We use cookies. Read the Privacy and Cookie Policy

2

Образ Петра продолжал увлекать Пушкина и в 1833 году. В Оренбурге он с увлечением говорил Далю о своем намерении изобразить «этого исполина». Поэт долго и мучительно разрешал для себя проблему этого сложного и противоречивого характера, поражавшего его своей новаторской мощью. Двойственность героя отмечена в записи Пушкина (1835): «Достойна удивления разность между государственными учреждениями Петра Великого и временными его указами. Первые суть плоды ума обширного, исполненного доброжелательства и мудрости, вторые — нередко жестоки, своенравны и, кажется, писаны кнутом». Эти резкие контрасты реформаторских замыслов с личными чертами «своевольства и варварства» Пушкин решил «внести в историю Петра, обдумав»; но в поэме, к которой вскоре обратили его изученные материалы, необходимо было дать художественное обобщение героя и сохранить за ним монументальную целостность и монолитность. Вот почему, приступая в 1833 году к «Медному всаднику», Пушкин строит исторический образ не на раскрытии противоречий, а лишь на могучей творческой энергии петровского характера. В поэме о Петре «самовластный помещик» решительно преодолен носителем государственной мудрости, творящим для будущего.

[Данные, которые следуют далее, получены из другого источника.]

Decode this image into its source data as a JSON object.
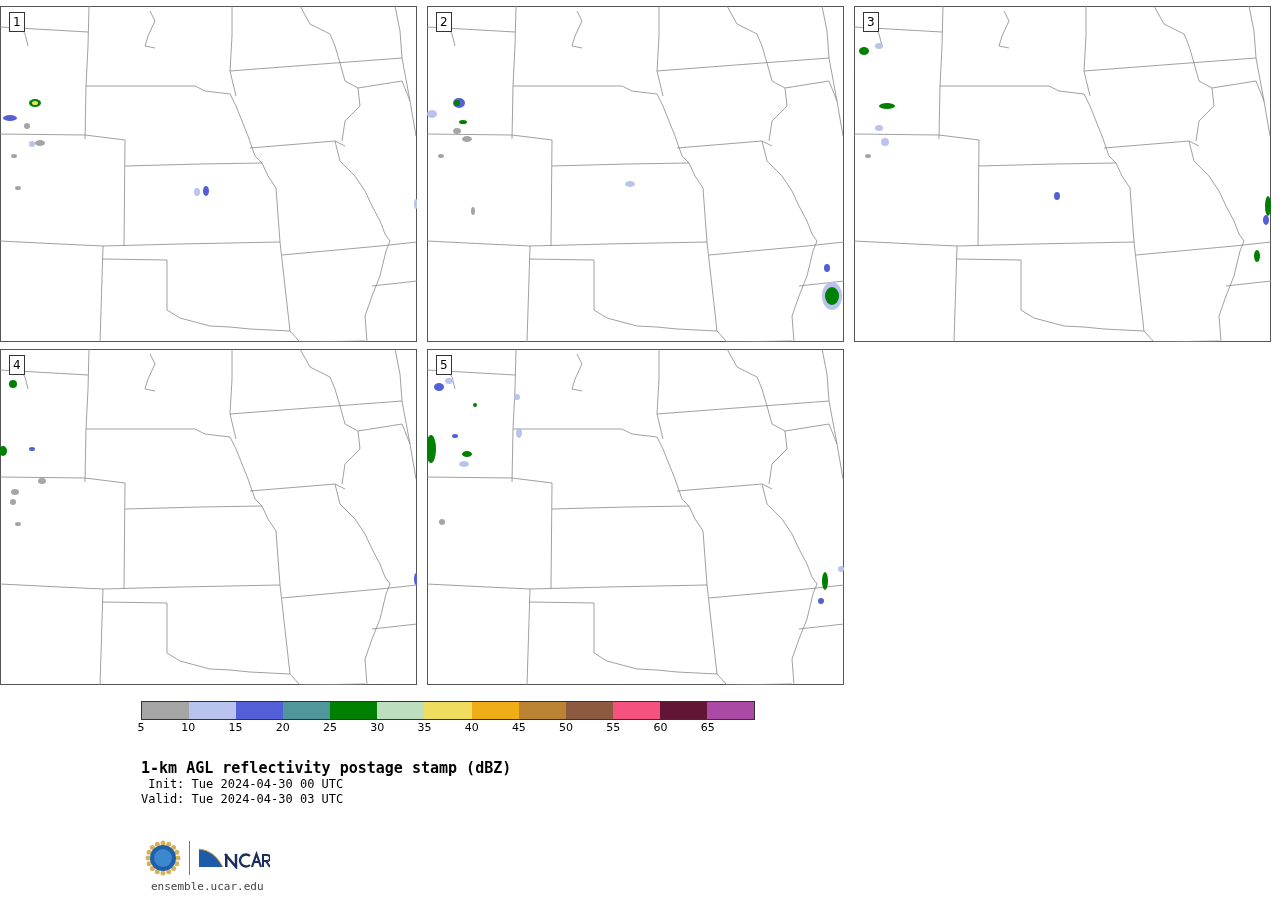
{
  "panels": [
    {
      "label": "1"
    },
    {
      "label": "2"
    },
    {
      "label": "3"
    },
    {
      "label": "4"
    },
    {
      "label": "5"
    }
  ],
  "colorbar": {
    "bins": [
      {
        "label": "5",
        "color": "#a5a5a5"
      },
      {
        "label": "10",
        "color": "#b8c3ee"
      },
      {
        "label": "15",
        "color": "#525fd6"
      },
      {
        "label": "20",
        "color": "#4f979b"
      },
      {
        "label": "25",
        "color": "#008000"
      },
      {
        "label": "30",
        "color": "#bedfbf"
      },
      {
        "label": "35",
        "color": "#efdd5f"
      },
      {
        "label": "40",
        "color": "#efad17"
      },
      {
        "label": "45",
        "color": "#bb8433"
      },
      {
        "label": "50",
        "color": "#8b5a3f"
      },
      {
        "label": "55",
        "color": "#f5527f"
      },
      {
        "label": "60",
        "color": "#631535"
      },
      {
        "label": "65",
        "color": "#ab4aa4"
      }
    ]
  },
  "title": "1-km AGL reflectivity postage stamp (dBZ)",
  "init": " Init: Tue 2024-04-30 00 UTC",
  "valid": "Valid: Tue 2024-04-30 03 UTC",
  "footer": {
    "url": "ensemble.ucar.edu"
  }
}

Понимание его личности связывается теперь у Пушкина с новой концепцией великих политических переворотов. В отличие от его раннего преклонения перед образами одиноких самоотверженных и обреченных героев, как Занд, Лувель или Риэго, он считает теперь, что подлинный творец будущего — это герой, выражающий «творящий дух истории», мощно поворачивающий колесо времени, отважно ведущий за собой труд и мысль своего поколения. Петр, поднявший Россию на дыбы, — спаситель России, хотя бы он и спасал ее «уздой железной». В этом его значение борца с темными силами и великого реформатора своей родины. Недаром в тридцатые годы Пушкин сближает имена Петра I, Разина и Пугачева, понимая их как разные типы русского революционного действия; Петр для него теперь «воплощенная революция». Не во всем сочувствуя этой революционности Петра, Пушкин преклоняется перед ее силой и действием. «Петр Великий один — целая всемирная история», — пишет он в 1836 году Чаадаеву.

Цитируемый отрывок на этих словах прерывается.